10H30 décollage par temps couvert. L'épais tapis de nuages se rompt au dessus de l’Atlantique à l’arrivée sur le Nouveau Monde. Terre plutôt aride, rabotée, présentant des ondulations ; des creux remplis d’eau…, des lacs se succèdent. Seul, le rivage paraît construit de villages. La végétation est rare, le rocher, souvent à nu. Terre Neuve ? (Aucune explication de la part des hôtesses).
A nouveau, la mer – la Baie du Saint Laurent ? – encore, les nuages. En descendant sur Montréal, des champs très régulièrement ordonnés en parcelles rectangulaires. Atterrissage en douceur salué par des applaudissements.
Montréal – Toronto, au dessus des nuages. A l’approche de l’aéroport, l’avion joue les manèges de fête foraine, descend, vire, remonte. Je vois avec inquiétude les ailes basculer. Je suis toute barbouillée. Juste le temps de saisir le petit sachet prévu au cas où.

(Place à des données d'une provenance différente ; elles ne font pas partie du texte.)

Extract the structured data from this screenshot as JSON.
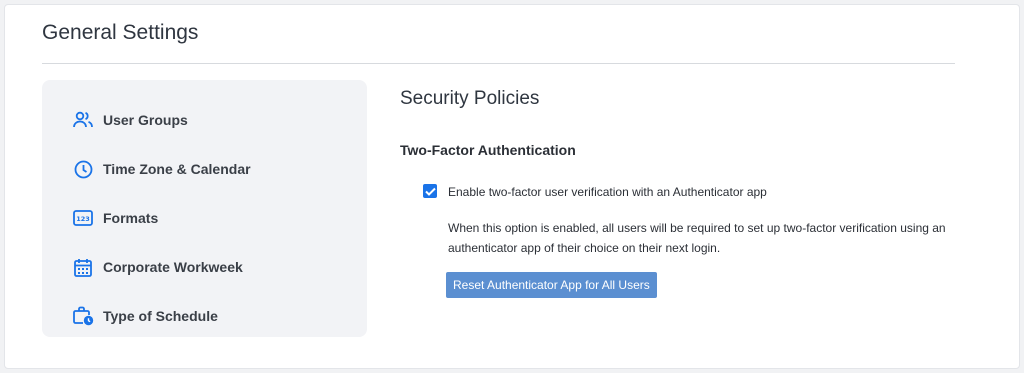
{
  "page": {
    "title": "General Settings"
  },
  "sidebar": {
    "items": [
      {
        "label": "User Groups",
        "icon": "users-icon"
      },
      {
        "label": "Time Zone & Calendar",
        "icon": "clock-icon"
      },
      {
        "label": "Formats",
        "icon": "number-format-icon"
      },
      {
        "label": "Corporate Workweek",
        "icon": "calendar-icon"
      },
      {
        "label": "Type of Schedule",
        "icon": "briefcase-clock-icon"
      }
    ]
  },
  "content": {
    "section_title": "Security Policies",
    "two_factor": {
      "title": "Two-Factor Authentication",
      "checkbox_label": "Enable two-factor user verification with an Authenticator app",
      "checked": true,
      "description": "When this option is enabled, all users will be required to set up two-factor verification using an authenticator app of their choice on their next login.",
      "reset_button": "Reset Authenticator App for All Users"
    }
  },
  "colors": {
    "accent": "#1a73e8",
    "button": "#5b8fd1",
    "sidebar_bg": "#f2f3f6"
  }
}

Arrivée à Toronto Tom et Louise nous attendent, brandissant le catalogue jaune d’Intervac. Tom a une allure très américaine avec son large short et son chapeau. La Chrysler grise, un peu démodée, mais très vaste, roule sur la route 401. J’ai récupéré mes esprits. J’étudie le trajet, la couleur des panneaux sur l’autoroute dédoublée : au milieu la voie express, sur les bord le« collector ». En 20 minutes, nous atteignons « notre » quartier délimité au nord par Sheppard (travaux du métro) à l’Est par Yonge (la plus longue rue du monde). Une balise : le building Nestlé, immense cristal rhomboïdal de verre bleuté avec le logo Nestlé (un nid).

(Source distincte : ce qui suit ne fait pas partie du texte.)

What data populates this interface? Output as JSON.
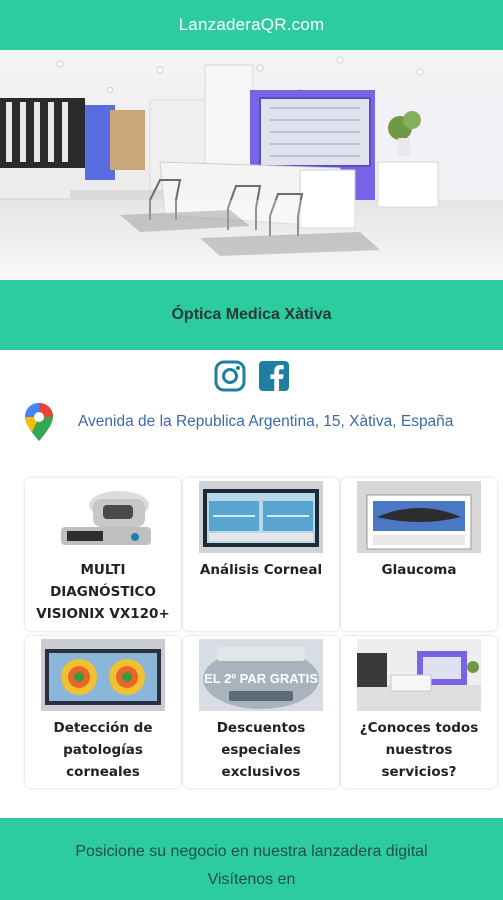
{
  "header": {
    "site": "LanzaderaQR.com"
  },
  "business": {
    "name": "Óptica Medica Xàtiva"
  },
  "social": {
    "icons": [
      "instagram-icon",
      "facebook-icon"
    ]
  },
  "location": {
    "address": "Avenida de la Republica Argentina, 15, Xàtiva, España",
    "icon": "map-pin-icon"
  },
  "cards": [
    {
      "title": "MULTI DIAGNÓSTICO VISIONIX VX120+"
    },
    {
      "title": "Análisis Corneal"
    },
    {
      "title": "Glaucoma"
    },
    {
      "title": "Detección de patologías corneales"
    },
    {
      "title": "Descuentos especiales exclusivos"
    },
    {
      "title": "¿Conoces todos nuestros servicios?"
    }
  ],
  "promo": {
    "text": "EL 2º PAR GRATIS"
  },
  "footer": {
    "line1": "Posicione su negocio en nuestra lanzadera digital",
    "line2": "Visítenos en"
  },
  "colors": {
    "accent": "#2ccca0",
    "link": "#3c6aa6"
  }
}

Le quartier est très tranquille : maisons individuelles en briques ou en bois sagement alignées derrière leur carré de pelouse. Dans les allées du garage jusqu’à quatre grosses voitures américaines sont parquées à la queue leu leu et sur le perron souvent deux chaises (pour surveiller les voisins ?).

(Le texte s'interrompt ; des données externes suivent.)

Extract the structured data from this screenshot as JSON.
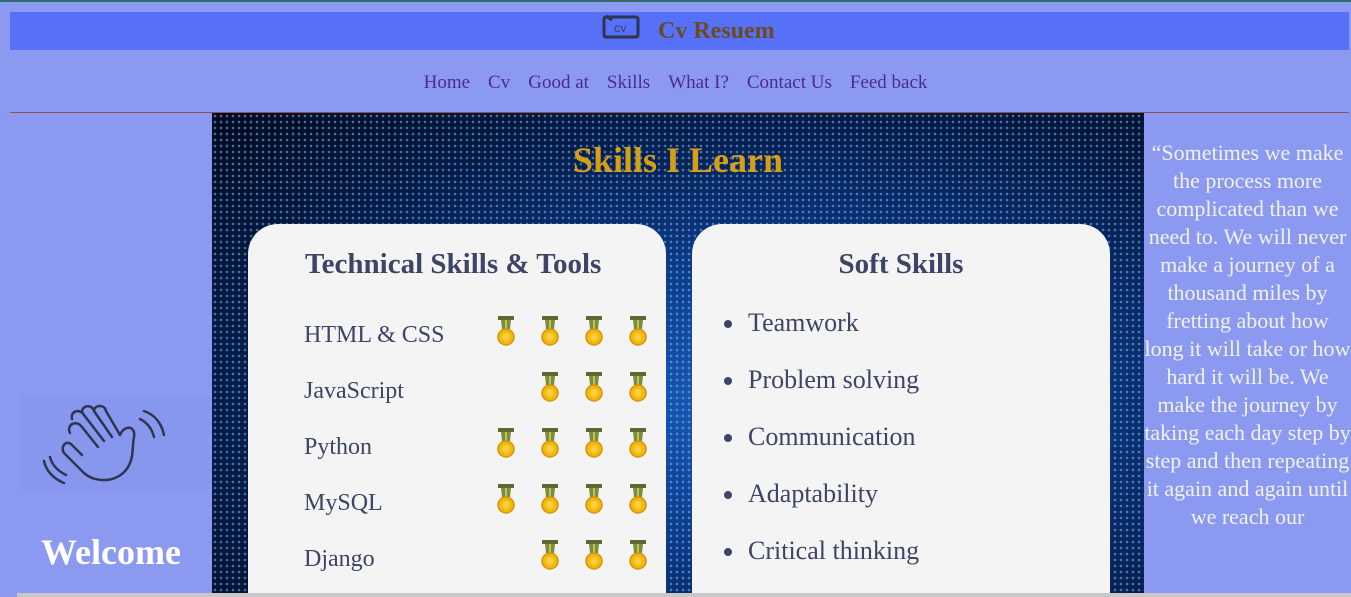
{
  "header": {
    "brand": "Cv Resuem",
    "logo_icon": "cv-monitor-icon"
  },
  "nav": {
    "items": [
      "Home",
      "Cv",
      "Good at",
      "Skills",
      "What I?",
      "Contact Us",
      "Feed back"
    ]
  },
  "left": {
    "greeting": "Welcome",
    "wave_icon": "waving-hand-icon"
  },
  "main": {
    "title": "Skills I Learn",
    "technical": {
      "heading": "Technical Skills & Tools",
      "skills": [
        {
          "name": "HTML & CSS",
          "medals": 4
        },
        {
          "name": "JavaScript",
          "medals": 3
        },
        {
          "name": "Python",
          "medals": 4
        },
        {
          "name": "MySQL",
          "medals": 4
        },
        {
          "name": "Django",
          "medals": 3
        }
      ]
    },
    "soft": {
      "heading": "Soft Skills",
      "items": [
        "Teamwork",
        "Problem solving",
        "Communication",
        "Adaptability",
        "Critical thinking"
      ]
    }
  },
  "sidebar_quote": "“Sometimes we make the process more complicated than we need to. We will never make a journey of a thousand miles by fretting about how long it will take or how hard it will be. We make the journey by taking each day step by step and then repeating it again and again until we reach our",
  "colors": {
    "header_bar": "#5670f8",
    "page_bg": "#8b9af0",
    "title_gold": "#d4a017",
    "nav_link": "#4d2b8c",
    "card_text": "#3d4466"
  }
}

Il est 15h, (heure locale), il fait beau. Pour nous, 21heures et nous sommes crevées.
visite de la maison Tout d’abord, visite de la maison. Au rez de chaussée une vaste cuisine et trois pièces de réception. Au centre la salle à manger occupée par une table vernie de 10 ou 12 couverts. De part et d’autre, deux salons meublés chacun de deux canapés blancs et d’une cheminée. Symétrie. A l’étage, trois chambres, trois salles de bain. Celle du milieu a une lingerie. Tom et Louise occupent la chambre du fond, la plus vaste. Nous sommes vaseuses, une sieste s’impose. Je dors profondément comme en pleine nuit. A mon horloge interne, il est dix heures du soir, une heure convenable pour se coucher. Tout juste une heure de sommeil suffit à me ragaillardir. Me voilà prête à profiter de notre première après midi au Canada.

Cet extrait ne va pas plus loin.